Experts say Gen Z has started saving and investing their money at a younger age compared to prior generations!

Gen Z – born between 1997 and 2012 – is beginning saving and investing much earlier than previous generations, which experts say is proving to be a significant advantage. According to the 2024 Schwab Modern Wealth survey, Gen Z adults started investing at an average age of 19. In comparison, baby boomers began at 35, and millennials started at 25. The survey, conducted in March, included 1,000 Americans aged 21 to 75.

“One of the magical qualities of investing is the power of time and compounding and starting early and starting small. Saving a dollar today and allowing it to grow and the earnings on that to compound over years increases significant wealth”, said Rob Williams, a certified financial planner and the managing director of financial planning at Charles Schwab.

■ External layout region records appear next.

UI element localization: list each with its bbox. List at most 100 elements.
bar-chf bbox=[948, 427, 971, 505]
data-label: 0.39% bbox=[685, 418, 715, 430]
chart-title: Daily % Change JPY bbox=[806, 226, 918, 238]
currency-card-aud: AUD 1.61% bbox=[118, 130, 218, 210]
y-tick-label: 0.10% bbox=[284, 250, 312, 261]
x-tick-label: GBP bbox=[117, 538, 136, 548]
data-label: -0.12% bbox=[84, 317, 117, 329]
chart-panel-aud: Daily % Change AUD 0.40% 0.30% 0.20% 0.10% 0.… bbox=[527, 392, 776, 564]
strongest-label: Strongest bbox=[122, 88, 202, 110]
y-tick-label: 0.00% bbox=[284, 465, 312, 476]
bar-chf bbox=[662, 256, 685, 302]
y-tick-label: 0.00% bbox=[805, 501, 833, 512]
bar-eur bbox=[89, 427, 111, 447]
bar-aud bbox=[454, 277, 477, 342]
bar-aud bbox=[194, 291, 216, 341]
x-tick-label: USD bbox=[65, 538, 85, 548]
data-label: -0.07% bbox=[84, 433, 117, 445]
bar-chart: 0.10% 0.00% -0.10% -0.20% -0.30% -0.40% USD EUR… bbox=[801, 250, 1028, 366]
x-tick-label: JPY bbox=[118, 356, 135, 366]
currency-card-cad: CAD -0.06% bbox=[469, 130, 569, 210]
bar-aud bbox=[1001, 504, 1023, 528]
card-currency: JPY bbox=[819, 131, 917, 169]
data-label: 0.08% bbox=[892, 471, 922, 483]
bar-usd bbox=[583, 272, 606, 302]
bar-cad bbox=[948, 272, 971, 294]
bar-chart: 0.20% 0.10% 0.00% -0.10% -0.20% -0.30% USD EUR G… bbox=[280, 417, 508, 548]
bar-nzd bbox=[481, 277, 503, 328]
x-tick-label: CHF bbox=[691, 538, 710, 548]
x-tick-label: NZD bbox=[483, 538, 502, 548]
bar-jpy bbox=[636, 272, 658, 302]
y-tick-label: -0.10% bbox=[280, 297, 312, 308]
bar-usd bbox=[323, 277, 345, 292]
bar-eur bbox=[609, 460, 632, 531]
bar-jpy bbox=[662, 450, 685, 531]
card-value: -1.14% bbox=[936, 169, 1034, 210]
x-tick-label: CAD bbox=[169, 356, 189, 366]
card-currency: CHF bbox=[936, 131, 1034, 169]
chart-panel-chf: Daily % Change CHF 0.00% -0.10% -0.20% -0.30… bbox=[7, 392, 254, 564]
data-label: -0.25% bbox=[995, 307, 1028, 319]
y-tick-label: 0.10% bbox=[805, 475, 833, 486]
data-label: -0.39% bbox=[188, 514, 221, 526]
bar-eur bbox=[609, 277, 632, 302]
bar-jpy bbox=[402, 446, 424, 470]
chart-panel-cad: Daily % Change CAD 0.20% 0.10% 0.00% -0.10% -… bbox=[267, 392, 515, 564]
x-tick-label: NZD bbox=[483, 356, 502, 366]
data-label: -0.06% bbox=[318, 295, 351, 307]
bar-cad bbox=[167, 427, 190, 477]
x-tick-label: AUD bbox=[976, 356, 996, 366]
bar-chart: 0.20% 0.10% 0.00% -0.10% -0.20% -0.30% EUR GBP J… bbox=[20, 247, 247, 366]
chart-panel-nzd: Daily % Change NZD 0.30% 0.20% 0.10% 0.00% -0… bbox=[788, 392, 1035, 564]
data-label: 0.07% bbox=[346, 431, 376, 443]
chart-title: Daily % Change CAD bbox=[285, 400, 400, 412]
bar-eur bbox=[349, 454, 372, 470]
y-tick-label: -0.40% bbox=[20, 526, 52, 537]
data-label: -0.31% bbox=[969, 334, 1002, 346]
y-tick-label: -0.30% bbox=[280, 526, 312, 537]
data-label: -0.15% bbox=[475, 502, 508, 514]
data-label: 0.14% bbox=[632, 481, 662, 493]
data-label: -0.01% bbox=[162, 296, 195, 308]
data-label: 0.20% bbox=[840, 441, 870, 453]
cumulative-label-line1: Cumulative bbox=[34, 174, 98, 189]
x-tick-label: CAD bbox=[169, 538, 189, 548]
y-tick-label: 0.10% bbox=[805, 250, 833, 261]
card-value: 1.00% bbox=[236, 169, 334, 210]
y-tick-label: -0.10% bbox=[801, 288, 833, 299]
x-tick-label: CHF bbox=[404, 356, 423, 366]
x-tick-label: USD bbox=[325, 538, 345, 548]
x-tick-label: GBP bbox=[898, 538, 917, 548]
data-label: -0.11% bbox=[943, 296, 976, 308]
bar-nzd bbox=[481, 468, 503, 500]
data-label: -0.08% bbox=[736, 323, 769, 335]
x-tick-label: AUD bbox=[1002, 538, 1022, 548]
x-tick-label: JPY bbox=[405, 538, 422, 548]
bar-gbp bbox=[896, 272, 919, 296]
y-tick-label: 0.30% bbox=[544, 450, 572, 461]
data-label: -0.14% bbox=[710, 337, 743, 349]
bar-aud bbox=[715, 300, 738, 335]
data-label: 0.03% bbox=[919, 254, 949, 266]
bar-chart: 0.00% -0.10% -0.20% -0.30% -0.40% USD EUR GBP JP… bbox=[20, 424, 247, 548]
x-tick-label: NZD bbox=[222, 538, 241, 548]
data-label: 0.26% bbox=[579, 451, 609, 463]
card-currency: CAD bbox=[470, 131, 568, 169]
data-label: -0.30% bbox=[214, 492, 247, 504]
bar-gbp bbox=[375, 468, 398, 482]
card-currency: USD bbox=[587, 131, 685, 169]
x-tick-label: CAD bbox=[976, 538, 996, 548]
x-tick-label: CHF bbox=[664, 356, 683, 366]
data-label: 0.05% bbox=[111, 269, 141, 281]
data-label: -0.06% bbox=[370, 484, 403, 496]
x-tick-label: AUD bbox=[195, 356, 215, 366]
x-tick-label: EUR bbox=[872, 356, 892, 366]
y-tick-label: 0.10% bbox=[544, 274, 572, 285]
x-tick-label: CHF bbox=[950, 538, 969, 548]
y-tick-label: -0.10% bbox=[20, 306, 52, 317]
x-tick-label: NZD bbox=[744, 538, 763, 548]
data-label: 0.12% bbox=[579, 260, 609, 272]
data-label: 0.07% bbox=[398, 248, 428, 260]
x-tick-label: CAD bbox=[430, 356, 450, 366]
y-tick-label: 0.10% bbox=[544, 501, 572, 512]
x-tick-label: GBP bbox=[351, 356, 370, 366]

Starting to invest early offers substantial financial benefits. For instance, a teenager who opens a retirement savings account could accumulate significantly more wealth than someone who begins saving in their twenties. Experts recommend young people open a Roth IRA (Individual Retirement Account), which allows after-tax contributions, offers tax-free growth, and tax-free withdrawals in retirement.

“Every young person, the minute they get their first job, should only be doing Roth IRAs if they qualify, or Roth 401(k)s. Get the vehicle, the receptacle, the Roth IRA set up and it’s more likely they’ll make it a habit for the rest of their lives as they see their account grow”, said Ed Slott, an IRA expert and certified public accountant.

Gen Z’s early interest in investing is bolstered by increased access to financial resources. The Schwab report notes that 28% of Gen Z learned about investing in school, compared to 19% of millennials and 12% of Gen X.

The survey also shows that most Americans are skeptical of financial influencers on social media. 76% of respondents don’t follow any finance influencers, and 65% say social media has no impact on their investments. The majority prefers consulting a financial advisor (57%) over social media platforms (42%) for financial advice.

“There’s a lot of information out there, but that does not equate to knowledge or context or sometimes the hype of certain parts of the markets that feel attractive, but may not be very good for your long-term investment health. It’s like being attracted to an ice cream cone versus, you know, the more boring balanced diet, to build wealth over time”, Williams said.